Discovery and co-design

  • We co-designed concepts in a series of workshops with a group of clinical and digital subject matter experts and identified a solution in the form of a single platform which could deliver on both the priority opportunities.
  • Feature areas for the platform were identified including specific features that would benefit from being co-designed with young people. 
  • We then ran a series of workshops with young people where we validated the concept and co-designed specific features with members of the headspace Youth National Reference Group (hYNRG) and a group of young Indigenous people. 

User experience design

  • Our first focus was on getting the process of ‘set-up’ working well for users of the platform – when users first start interacting with these community or personal spaces they move through a process to answer questions about themselves and what they are going through so that relevant content can be suggested to them. 
  • The set-up process was also a priority to get right from a clinical safety point of view in order to support those with different help seeking needs. 
  • We then designed a content library within the CMS that underpinned all content placed within these spaces. This allowed headspace to tag, organise and prioritise content in a way they previously couldn't. It also gave headspace the ability to offer content from external sources (including a partnership with ReachOut forged for this specific reason).
  • We then mapped out user flows in collaboration with headspace staff to understand how personal and community spaces connect to each other on the platform, and how they connect to the rest of the site.

User testing

  • We validated our designs, the structure and look and feel of community and personal spaces in user testing sessions with young people. In these sessions we took them through prototypes of the platform and evaluated whether it was meeting their needs and our previously identified user stories.
  • These prototypes were then refined based on feedback from the young people.

Development

  • Our development team built the CMS content library of the spaces first, so that the eheadspace team could start loading in the content immediately.
  • The supporting CMS was built on Silverstripe, the same CMS we used for the main headspace website.
  • The primary application is made up of two key components, the React front-end that powers the user interface, and Silverstripe serving as the back-end API for the data handling and authentication.
  • Community and personal spaces was developed with support for modern browsers in mind for the best user experience, but we’ve also catered for legacy browser support for Internet Explorer 11 users.
  • We launched the personal spaces area of the platform first, by working through a series of development sprints. Personal spaces allows users to customise their own area of the platform with component boxes that link to different pages to meet their specific needs. Personal spaces also provide general information about mental health and wellbeing, handling tough times, and getting help.
  • We then moved on to building Community Spaces. Community spaces allow groups of users to share helpful content with each other around specific areas of need.

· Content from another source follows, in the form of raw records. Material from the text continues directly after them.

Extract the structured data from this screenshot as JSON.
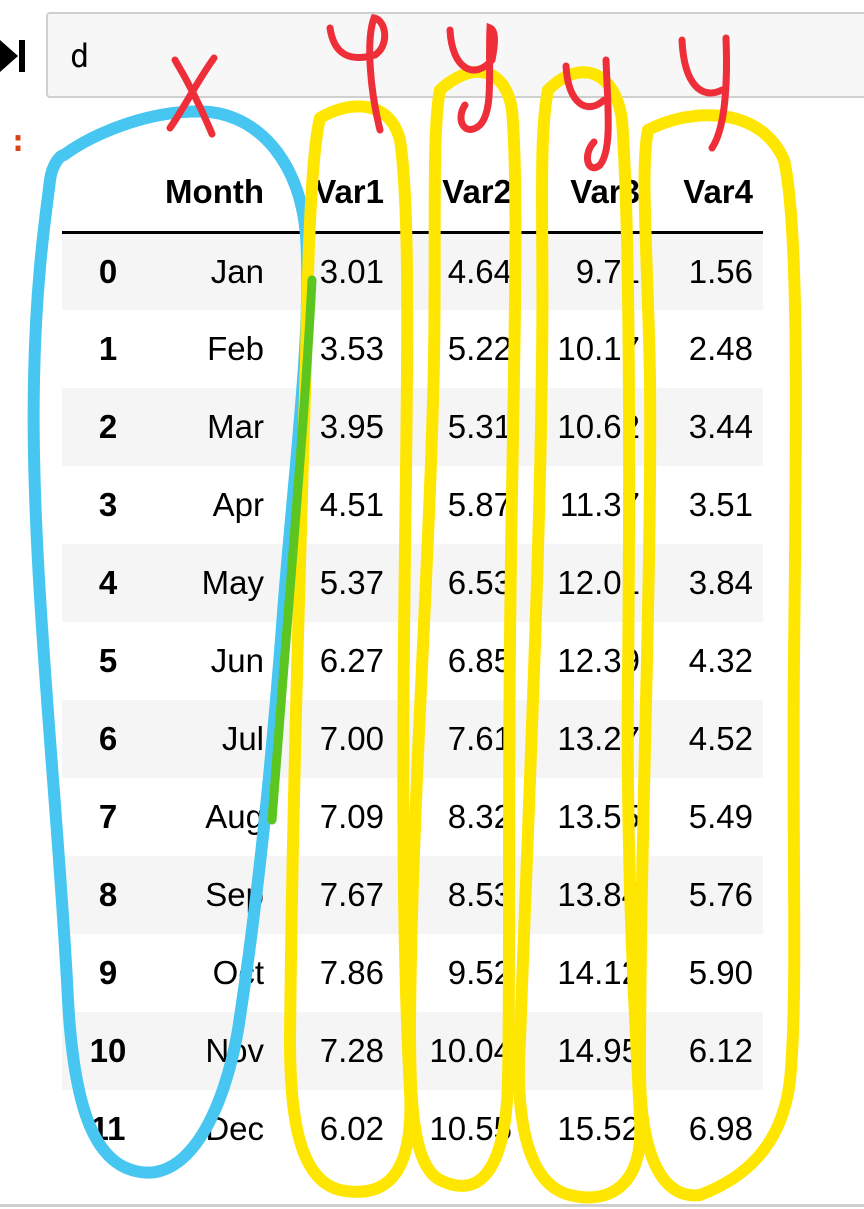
{
  "cell": {
    "code": "d"
  },
  "table": {
    "index_header": "",
    "columns": [
      "Month",
      "Var1",
      "Var2",
      "Var3",
      "Var4"
    ],
    "rows": [
      {
        "index": "0",
        "month": "Jan",
        "var1": "3.01",
        "var2": "4.64",
        "var3": "9.71",
        "var4": "1.56"
      },
      {
        "index": "1",
        "month": "Feb",
        "var1": "3.53",
        "var2": "5.22",
        "var3": "10.17",
        "var4": "2.48"
      },
      {
        "index": "2",
        "month": "Mar",
        "var1": "3.95",
        "var2": "5.31",
        "var3": "10.62",
        "var4": "3.44"
      },
      {
        "index": "3",
        "month": "Apr",
        "var1": "4.51",
        "var2": "5.87",
        "var3": "11.37",
        "var4": "3.51"
      },
      {
        "index": "4",
        "month": "May",
        "var1": "5.37",
        "var2": "6.53",
        "var3": "12.01",
        "var4": "3.84"
      },
      {
        "index": "5",
        "month": "Jun",
        "var1": "6.27",
        "var2": "6.85",
        "var3": "12.39",
        "var4": "4.32"
      },
      {
        "index": "6",
        "month": "Jul",
        "var1": "7.00",
        "var2": "7.61",
        "var3": "13.27",
        "var4": "4.52"
      },
      {
        "index": "7",
        "month": "Aug",
        "var1": "7.09",
        "var2": "8.32",
        "var3": "13.55",
        "var4": "5.49"
      },
      {
        "index": "8",
        "month": "Sep",
        "var1": "7.67",
        "var2": "8.53",
        "var3": "13.84",
        "var4": "5.76"
      },
      {
        "index": "9",
        "month": "Oct",
        "var1": "7.86",
        "var2": "9.52",
        "var3": "14.12",
        "var4": "5.90"
      },
      {
        "index": "10",
        "month": "Nov",
        "var1": "7.28",
        "var2": "10.04",
        "var3": "14.95",
        "var4": "6.12"
      },
      {
        "index": "11",
        "month": "Dec",
        "var1": "6.02",
        "var2": "10.55",
        "var3": "15.52",
        "var4": "6.98"
      }
    ]
  },
  "annotations": {
    "x_label": "x",
    "y_labels": [
      "y",
      "y",
      "y",
      "y"
    ],
    "colors": {
      "x_loop": "#46c6f0",
      "y_loop": "#ffe600",
      "ink": "#ee2f3a",
      "overlap": "#5cc51f"
    }
  },
  "icons": {
    "run": "skip-to-end-icon"
  },
  "colors": {
    "prompt": "#d84315",
    "cell_border": "#cfcfcf",
    "cell_bg": "#f7f7f7",
    "row_stripe": "#f5f5f5"
  }
}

They also link to a Group Chat functionality by providing transcripts from relevant conversations such as on ‘general coping’ and ‘navigating relationships,’ and advertise when the next group chat session will be. (We built the Group Chat platform as part of the original headspace.org.au website build).

Outcomes

  • Spaces is a personalised solution gives young people, and those supporting them, a way to gather and organise tailored information and resources for their mental health and wellbeing

  • Personal Spaces give users their own private area on the headspace site where they can save content either chosen by them or suggested by the platform. Individual users are now creating a place to return to when they need easy access to the mental health tools that work best for them.

  • Community Spaces give users a collaborative space on the headspace site where they can share content that works for them, or seek support from their peers. Together, users are creating a place to return to where they can connect and communicate with purpose.